@bb and cwikdahl: no its wrong itīs real poly by poly
the wires are absolutly great!
greetz
I'm not buying that Splitting all those segments by hand would be a huge undertaking, getting all large surfaces curved and smooth. Besides, it looks smoothed.
IT is smoothed one time and then converted to poly, I can see the specific stretching areas that the smooth mod is making! We work like this at work! subdivide the mesh one time after the basic shape and flow is neat.
dont tell me that u placed the edges xactly like the modifier does..
IT is smoothed one time and then converted to poly, I can see the specific stretching areas that the smooth mod is making! We work like this at work! subdivide the mesh one time after the basic shape and flow is neat.
dont tell me that u placed the edges xactly like the modifier does..
/s
It's quite obvious, isn't it? Doesn't change that it's a great model though.
Yep, sounds to be a good technic, because projections on a low mesh surface, will give indents, bumps, omg, nightmares!
I think that the mesh has been subdivided too, but it doesnt take the value of the work, its a tool...And offcourse, that is a thing that you do when you have a CAD mesh, when you are certain that the things are in place, heheh, wonder if he needed to fix anything now, would be a disaster...
BTW, great work dude, very clean
this might be VERY heavy, how do you plan to render with Vray? Here, I rendered things with 4kk, or more, with lower resolution maps, are you running 64bit sistem? to handle the 8GB there? OMG, dream, haha
Cya
when you are certain that the things are in place, heheh, wonder if he needed to fix anything now, would be a disaster...
Dont have to be! if u are modeling it that way u almost always keeps history in ur modeling! such as poly modifier stacked upon each other so that way u always can go back to the verry first bit of modeling. The only downside is that the poly modifier has less editble options than in a normal one.
dont know man...
I used ST, that is more near to maya than max...

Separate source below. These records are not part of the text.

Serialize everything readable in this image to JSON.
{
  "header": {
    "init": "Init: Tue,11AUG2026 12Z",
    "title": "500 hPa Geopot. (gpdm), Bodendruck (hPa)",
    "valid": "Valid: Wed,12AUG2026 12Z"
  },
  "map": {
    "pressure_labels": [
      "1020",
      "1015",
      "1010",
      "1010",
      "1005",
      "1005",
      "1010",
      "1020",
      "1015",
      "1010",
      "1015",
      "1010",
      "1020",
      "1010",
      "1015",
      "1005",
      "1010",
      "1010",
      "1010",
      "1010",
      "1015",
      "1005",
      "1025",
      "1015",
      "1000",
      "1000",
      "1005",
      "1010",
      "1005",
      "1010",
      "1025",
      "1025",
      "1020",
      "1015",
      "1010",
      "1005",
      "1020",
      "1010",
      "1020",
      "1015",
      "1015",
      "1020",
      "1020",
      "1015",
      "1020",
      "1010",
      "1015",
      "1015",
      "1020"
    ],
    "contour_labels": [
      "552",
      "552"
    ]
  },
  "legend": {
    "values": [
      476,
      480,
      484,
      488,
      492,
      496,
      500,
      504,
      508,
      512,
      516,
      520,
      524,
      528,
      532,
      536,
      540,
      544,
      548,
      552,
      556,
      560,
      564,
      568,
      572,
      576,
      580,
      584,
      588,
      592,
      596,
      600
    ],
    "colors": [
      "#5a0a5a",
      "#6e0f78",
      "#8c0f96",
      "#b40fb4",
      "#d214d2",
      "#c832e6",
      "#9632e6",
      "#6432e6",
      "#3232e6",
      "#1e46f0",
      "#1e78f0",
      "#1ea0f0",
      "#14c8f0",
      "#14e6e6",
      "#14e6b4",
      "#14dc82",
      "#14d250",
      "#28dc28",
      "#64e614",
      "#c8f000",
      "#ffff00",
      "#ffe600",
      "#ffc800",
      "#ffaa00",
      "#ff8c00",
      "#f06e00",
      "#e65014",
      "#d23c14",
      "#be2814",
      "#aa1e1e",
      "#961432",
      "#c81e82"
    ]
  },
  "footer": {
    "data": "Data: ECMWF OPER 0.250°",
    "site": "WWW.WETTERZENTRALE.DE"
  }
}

The history may be apliable when you just toggle subdivision... But if he edits the mesh after the iteration 1, then, if he moves back, will lose these edits, if not, tell me, I will move to maya :P
Wait sesim, so you can model a normal mesh (poly by ploy), then add a 1 iter
turbosmooth, then apply on the stack a editable poly, and still work on it
with the 1 iteration mesh? what happens if i do cuts\chamfers or other stuff
and then move back to the original poly draggin mesh? i dont hink thats
possible >_> if yes that'd be very convenient.
lookdown - "ok", in that case I think a better way of doing it would be the way I explained. Building that poly by poly seems very inefficient. And why can't element answer this himself?
Regarding the stack in max or history in maya, changing the vertex indecies/order by splitting or welding will mess up the result. Tweaking positions of vertices will be ok though.
haha, no, its not poly by poly, well, if you are a mathematic algoritm, then, you apply...
haha, well, these speculations are the scent of a forum, where we discuss, aint that great?